Stucco needs to be washed regularly to keep it free of dirt and debris. This helps to prevent the buildup of organic material that provides a food source for molds. Stucco also requires a good water-resistant seal to help prevent the ingress of moisture into and behind the walls. This is especially important for homes in wet climates where mold can thrive.
Water intrusion into stucco is often caused by the lack of a drainage plane or weep screed. This causes the moisture to remain trapped in the wall cavities, which can cause mold and rot. The problem can be exacerbated if the wrong materials are used in a repair and installation project. For example, the use of hard cementitious materials incompatible with stucco can exacerbate decay instead of slowing it down or preventing it.
If a house is flooded or has experienced a significant amount of rain, it’s a good idea to call in a professional to check out the stucco to see if any damage was caused. If not addressed promptly, this can lead to severe structural damage that is not covered by homeowners’ insurance.
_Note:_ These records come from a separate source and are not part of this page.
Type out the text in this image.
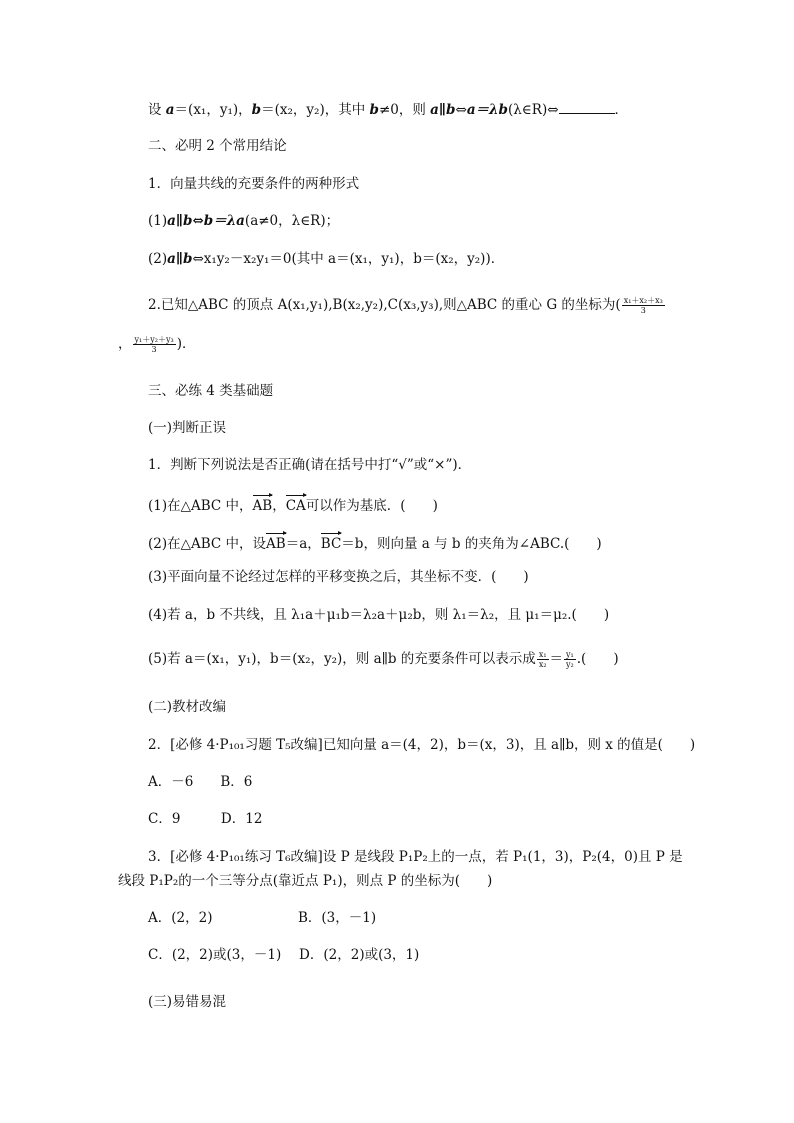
设 a＝(x₁，y₁)，b＝(x₂，y₂)，其中 b≠0，则 a∥b⇔a＝λb(λ∈R)⇔	．
二、必明 2 个常用结论
1．向量共线的充要条件的两种形式
(1)a∥b⇔b＝λa(a≠0，λ∈R)；
(2)a∥b⇔x₁y₂－x₂y₁＝0(其中 a＝(x₁，y₁)，b＝(x₂，y₂))．
2.已知△ABC 的顶点 A(x₁,y₁),B(x₂,y₂),C(x₃,y₃),则△ABC 的重心 G 的坐标为( $\frac{\text{x₁＋x₂＋x₃}}{3}$
， $\frac{\text{y₁＋y₂＋y₃}}{3}$ )．
三、必练 4 类基础题
(一)判断正误
1．判断下列说法是否正确(请在括号中打“√”或“×”)．
(1)在△ABC 中，AB，CA可以作为基底．(　　)
(2)在△ABC 中，设AB＝a，BC＝b，则向量 a 与 b 的夹角为∠ABC.(　　)
(3)平面向量不论经过怎样的平移变换之后，其坐标不变．(　　)
(4)若 a，b 不共线，且 λ₁a＋μ₁b＝λ₂a＋μ₂b，则 λ₁＝λ₂，且 μ₁＝μ₂.(　　)
(5)若 a＝(x₁，y₁)，b＝(x₂，y₂)，则 a∥b 的充要条件可以表示成 $\frac{\text{x₁}}{\text{x₂}} = \frac{\text{y₁}}{\text{y₂}}$ .(　　)
(二)教材改编
2．[必修 4·P₁₀₁习题 T₅改编]已知向量 a＝(4，2)，b＝(x，3)，且 a∥b，则 x 的值是(　　)
A．－6　　B．6
C．9　　　D．12
3．[必修 4·P₁₀₁练习 T₆改编]设 P 是线段 P₁P₂上的一点，若 P₁(1，3)，P₂(4，0)且 P 是
线段 P₁P₂的一个三等分点(靠近点 P₁)，则点 P 的坐标为(　　)
A．(2，2)	B．(3，－1)
C．(2，2)或(3，－1)　 D．(2，2)或(3，1)
(三)易错易混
Stucco and EIFS need to be cleaned frequently as they are susceptible to stains. Stains can be caused by many different things, including a buildup of algae, oil, and other pollutants in the air. It is best to use a pressure washer to remove stains. Start with low pressure and work up as needed. It’s also a good idea to use a brush attachment to scrub away stubborn stains. A mixture of water and regular dish soap or oxygen bleach works well for cleaning the stucco.